In other words, India is caught in an escalating cycle of increased nuclear and conventional military expenditures with no net gain in defense capability against the most likely threat contingencies. Internationally India has shifted from being a disarmament champion to a nuclear-armed state. While the former was informed by a strategic vision, the latter has been ad hoc and episodic.
As a disarmament crusader, India was the foremost critic of the Non-Proliferation Treaty-centered “nuclear apartheid” regime. As a non-NPT nuclear-armed state, India has been gradually integrating with the global nuclear orders while hypocritically preaching nuclear abstinence to others like North Korea and Iran. Nuclear weapons confer neither power, prestige nor influence. South Asia’s insecurity dilemma has intensified since May 1998.
India still lacks effective deterrent capability against China. History and geography make the India-Pakistan nuclear equation less stable than Cold War U.S.-Soviet deterrence. Nuclear weapons failed to deter Pakistani infiltration and Indian retaliation and escalation in the two-month Kargil war in 1999, and a year-long full military mobilization by both in 2002. Nuclear weapons are not going to help India combat internal insurgency, cross-border terrorism or parasitical corruption.
Nor can nuclear weapons help to solve any of the real problems of poverty, illiteracy and malnutrition.

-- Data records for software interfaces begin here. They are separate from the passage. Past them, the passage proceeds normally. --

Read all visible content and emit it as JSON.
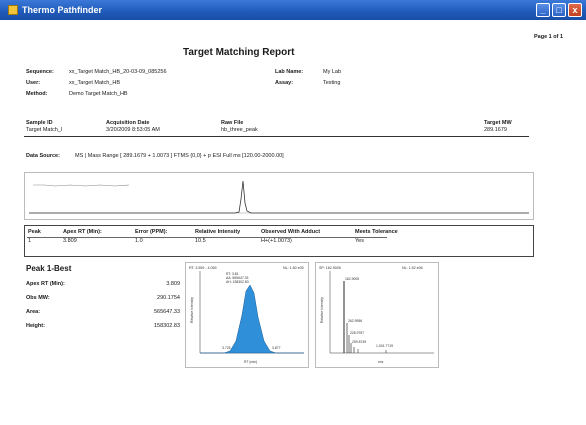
{
  "window": {
    "title": "Thermo Pathfinder",
    "buttons": [
      "_",
      "□",
      "x"
    ]
  },
  "report": {
    "page_number": "Page 1 of 1",
    "title": "Target Matching Report",
    "header": {
      "sequence_label": "Sequence:",
      "sequence_value": "xx_Target Match_HB_20-03-09_085256",
      "user_label": "User:",
      "user_value": "xx_Target Match_HB",
      "method_label": "Method:",
      "method_value": "Demo Target Match_HB",
      "lab_label": "Lab Name:",
      "lab_value": "My Lab",
      "assay_label": "Assay:",
      "assay_value": "Testing"
    },
    "sample_table": {
      "headers": [
        "Sample ID",
        "Acquisition Date",
        "Raw File",
        "Target MW"
      ],
      "row": [
        "Target Match_l",
        "3/20/2009 8:53:05 AM",
        "hb_three_peak",
        "289.1679"
      ]
    },
    "data_source": {
      "label": "Data Source:",
      "value": "MS | Mass Range [ 289.1679 + 1.0073 ] FTMS {0,0}  + p ESI Full ms [120.00-2000.00]"
    },
    "peak_table": {
      "headers": [
        "Peak",
        "Apex RT (Min):",
        "Error (PPM):",
        "Relative Intensity",
        "Observed With Adduct",
        "Meets Tolerance"
      ],
      "row": [
        "1",
        "3.809",
        "1.0",
        "10.5",
        "H+(+1.0073)",
        "Yes"
      ]
    },
    "peak_best": {
      "title": "Peak 1-Best",
      "rows": [
        {
          "label": "Apex RT (Min):",
          "value": "3.809"
        },
        {
          "label": "Obs MW:",
          "value": "290.1754"
        },
        {
          "label": "Area:",
          "value": "565647.33"
        },
        {
          "label": "Height:",
          "value": "158302.83"
        }
      ]
    },
    "chromatogram_panel": {
      "header_left": "RT: 3.559 - 4.059",
      "header_right": "NL: 1.60 e05",
      "annotations": [
        "RT: 3.81",
        "AA: 565647.33",
        "AH: 158302.83"
      ],
      "rt_labels": [
        "3.725",
        "3.877"
      ],
      "x_label": "RT (min)",
      "y_label": "Relative Intensity"
    },
    "spectrum_panel": {
      "header_left": "SP: 162.9005",
      "header_right": "NL: 1.52 e06",
      "peak_labels": [
        "162.9005",
        "262.9956",
        "228.9767",
        "259.8749",
        "1,001.7719"
      ],
      "x_label": "m/z",
      "y_label": "Relative Intensity"
    }
  },
  "colors": {
    "titlebar": "#1f5ab8",
    "peak_fill": "#2f8fd8",
    "trace": "#333333"
  }
}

And they are irrelevant to India’s security needs against any other country.
While not advocating unilateral nuclear disarmament, such a conclusion should at least encourage India to be a champion of phased, regulated and verifiable global nuclear disarmament governed by a nondiscriminatory nuclear weapons convention.

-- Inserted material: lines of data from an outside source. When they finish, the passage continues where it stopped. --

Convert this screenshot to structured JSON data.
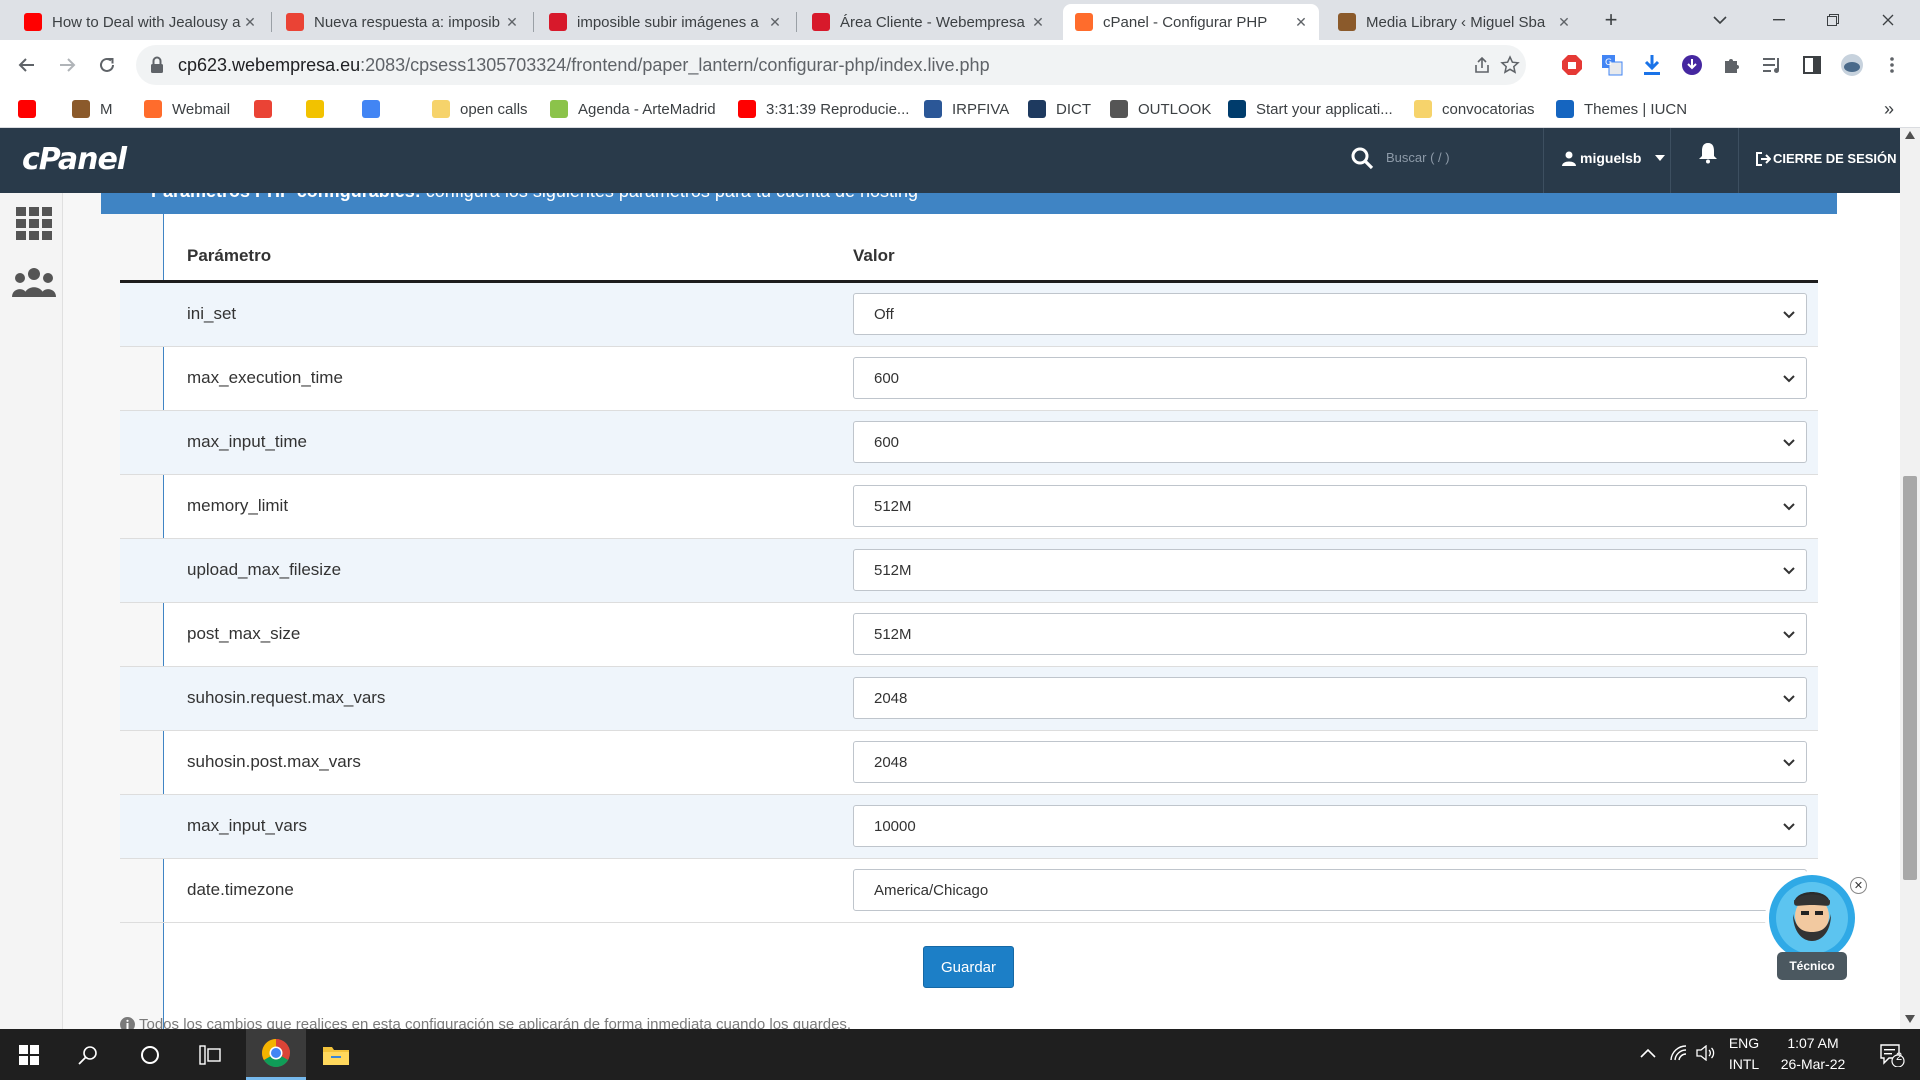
{
  "browser": {
    "tabs": [
      {
        "title": "How to Deal with Jealousy a",
        "favicon": "youtube-icon",
        "color": "#ff0000"
      },
      {
        "title": "Nueva respuesta a: imposib",
        "favicon": "gmail-icon",
        "color": "#ea4335"
      },
      {
        "title": "imposible subir imágenes a",
        "favicon": "webempresa-icon",
        "color": "#d7192b"
      },
      {
        "title": "Área Cliente - Webempresa",
        "favicon": "webempresa-w-icon",
        "color": "#d7192b"
      },
      {
        "title": "cPanel - Configurar PHP",
        "favicon": "cpanel-icon",
        "color": "#ff6c2c",
        "active": true
      },
      {
        "title": "Media Library ‹ Miguel Sba",
        "favicon": "cookie-icon",
        "color": "#8b5a2b"
      }
    ],
    "new_tab": "+",
    "url_host": "cp623.webempresa.eu",
    "url_path": ":2083/cpsess1305703324/frontend/paper_lantern/configurar-php/index.live.php",
    "bookmarks": [
      {
        "label": "",
        "icon": "youtube-icon",
        "color": "#ff0000"
      },
      {
        "label": "M",
        "icon": "cookie-icon",
        "color": "#8b5a2b"
      },
      {
        "label": "Webmail",
        "icon": "cpanel-icon",
        "color": "#ff6c2c"
      },
      {
        "label": "",
        "icon": "gmail-icon",
        "color": "#ea4335"
      },
      {
        "label": "",
        "icon": "euro-icon",
        "color": "#f2c200"
      },
      {
        "label": "",
        "icon": "google-icon",
        "color": "#4285f4"
      },
      {
        "label": "open calls",
        "icon": "folder-icon",
        "color": "#f6d36b"
      },
      {
        "label": "Agenda - ArteMadrid",
        "icon": "page-icon",
        "color": "#8bc34a"
      },
      {
        "label": "3:31:39 Reproducie...",
        "icon": "youtube-icon",
        "color": "#ff0000"
      },
      {
        "label": "IRPFIVA",
        "icon": "ds-icon",
        "color": "#2b5797"
      },
      {
        "label": "DICT",
        "icon": "dict-icon",
        "color": "#1e3a5f"
      },
      {
        "label": "OUTLOOK",
        "icon": "globe-icon",
        "color": "#555555"
      },
      {
        "label": "Start your applicati...",
        "icon": "ucsc-icon",
        "color": "#003c6c"
      },
      {
        "label": "convocatorias",
        "icon": "folder-icon",
        "color": "#f6d36b"
      },
      {
        "label": "Themes | IUCN",
        "icon": "iucn-icon",
        "color": "#1565c0"
      }
    ],
    "bookmarks_more": "»"
  },
  "cpanel": {
    "logo": "cPanel",
    "search_placeholder": "Buscar ( / )",
    "username": "miguelsb",
    "logout": "CIERRE DE SESIÓN",
    "section_title_bold": "Parámetros PHP configurables:",
    "section_title_rest": " configura los siguientes parámetros para tu cuenta de hosting",
    "col_param": "Parámetro",
    "col_value": "Valor",
    "params": [
      {
        "name": "ini_set",
        "value": "Off",
        "type": "select"
      },
      {
        "name": "max_execution_time",
        "value": "600",
        "type": "select"
      },
      {
        "name": "max_input_time",
        "value": "600",
        "type": "select"
      },
      {
        "name": "memory_limit",
        "value": "512M",
        "type": "select"
      },
      {
        "name": "upload_max_filesize",
        "value": "512M",
        "type": "select"
      },
      {
        "name": "post_max_size",
        "value": "512M",
        "type": "select"
      },
      {
        "name": "suhosin.request.max_vars",
        "value": "2048",
        "type": "select"
      },
      {
        "name": "suhosin.post.max_vars",
        "value": "2048",
        "type": "select"
      },
      {
        "name": "max_input_vars",
        "value": "10000",
        "type": "select"
      },
      {
        "name": "date.timezone",
        "value": "America/Chicago",
        "type": "text"
      }
    ],
    "save_label": "Guardar",
    "note": "Todos los cambios que realices en esta configuración se aplicarán de forma inmediata cuando los guardes.",
    "bot_label": "Técnico"
  },
  "taskbar": {
    "lang_top": "ENG",
    "lang_bottom": "INTL",
    "time": "1:07 AM",
    "date": "26-Mar-22",
    "notif_count": "2"
  },
  "colors": {
    "cpanel_header": "#293a4a",
    "panel_blue": "#3f84c4",
    "save_button": "#1c7fc7",
    "row_alt": "#eff5fb"
  }
}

This would be in keeping with: the legacy of Indian initiatives on nuclear arms control and disarmament, including the Rajiv Gandhi Action Plan of 1988; the fact that India was the most reluctant nuclear weapons possessor of all the nine nuclear-armed states; and its official nuclear doctrine that lists global nuclear disarmament as a national security objective.
With more than 90 percent of the global nuclear weapons arsenal, the U.S. and Russia bear primary and heaviest responsibility for nuclear disarmament. That is no reason for the other nuclear powers to abdicate their responsibility commensurate with their status as nuclear weapons possessor states.